Gold fell Wednesday in electronic trading as investors took profits, economists heralded a positive indicator and Wall Street held its collective breath that the chairman of the U.S. central bank would signal support in a key speech later this week.

Investors focused on a Friday speech by Fed Chairman Ben Bernanke as the event in which he may signal a willingness to wade back into the bond market to stimulate the economy.

The market has rallied on Jackson Hole optimism. We hope that Bernanke pulls a rabbit out of his hat again and that could be buying lower quality assets with the Fed's balance sheet, Richard Greenwood, fund manager at Bedlam Asset Management, which manages about $700 million, told the Economic Times.
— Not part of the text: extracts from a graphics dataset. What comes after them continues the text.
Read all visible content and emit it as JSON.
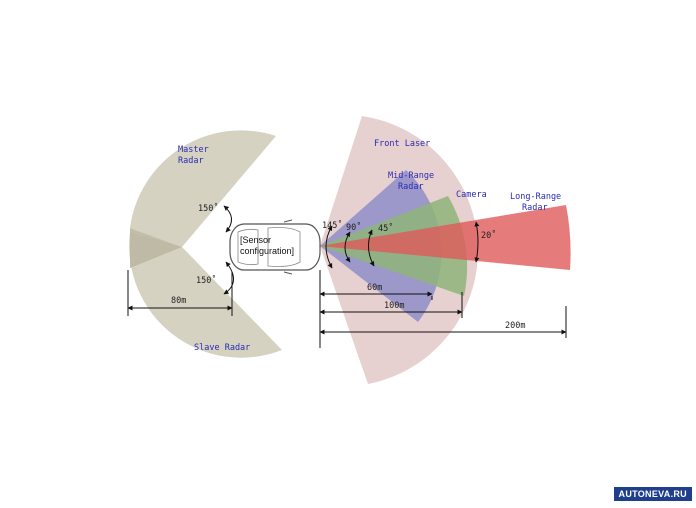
{
  "diagram": {
    "caption_line1": "[Sensor",
    "caption_line2": "configuration]",
    "sensors": {
      "master_radar": {
        "line1": "Master",
        "line2": "Radar",
        "angle": "150˚",
        "color": "#cfcab7"
      },
      "slave_radar": {
        "label": "Slave Radar",
        "angle": "150˚",
        "color": "#cfcab7"
      },
      "front_laser": {
        "label": "Front Laser",
        "angle": "145˚",
        "color": "#e3c8c8"
      },
      "mid_range_radar": {
        "line1": "Mid-Range",
        "line2": "Radar",
        "angle": "90˚",
        "color": "#8e8ec8"
      },
      "camera": {
        "label": "Camera",
        "angle": "45˚",
        "color": "#8fb47a"
      },
      "long_range_radar": {
        "line1": "Long-Range",
        "line2": "Radar",
        "angle": "20˚",
        "color": "#e05a5a"
      }
    },
    "distances": {
      "rear": "80m",
      "d60": "60m",
      "d100": "100m",
      "d200": "200m"
    }
  },
  "watermark": "AUTONEVA.RU"
}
He has to be creative as he hasn't got much options left, Greenwood said. It's just a relief rally, and it is sustainable only when data and sentiment get better.

The stock market also was lifted by a Commerce Department report that said orders for durable goods jumped four percent last month after a 1.3 percent drop in June. Analysts were looking for a two percent rise. The report eased fears the economy was slipping back into recession, after a series of weak sentiment surveys.

It's consistent with the idea of positive growth but not especially strong. The underlying trend is certainly good, Scott Brown, chief economist at Raymond James in St. Petersburg in Florida, told Reuters.

Some investors took profits from an investment that, if made on Jan. 1 of this year, would have appreciated 33 percent.

Gold for December delivery dropped $107.30 or 5.7 percent on the CME Comex division of the New York Mercantile Exchange, or more than eight percent from the record $1,911.46 an ounce hit on Tuesday.

Stocks, meanwhile, rose on all major indexes. Shortly before the closing bell the S&P 500 was up 1.3 percent to 1,177.22 and the Dow Jones industrial average climbed 1.2 percent to 11,315.30.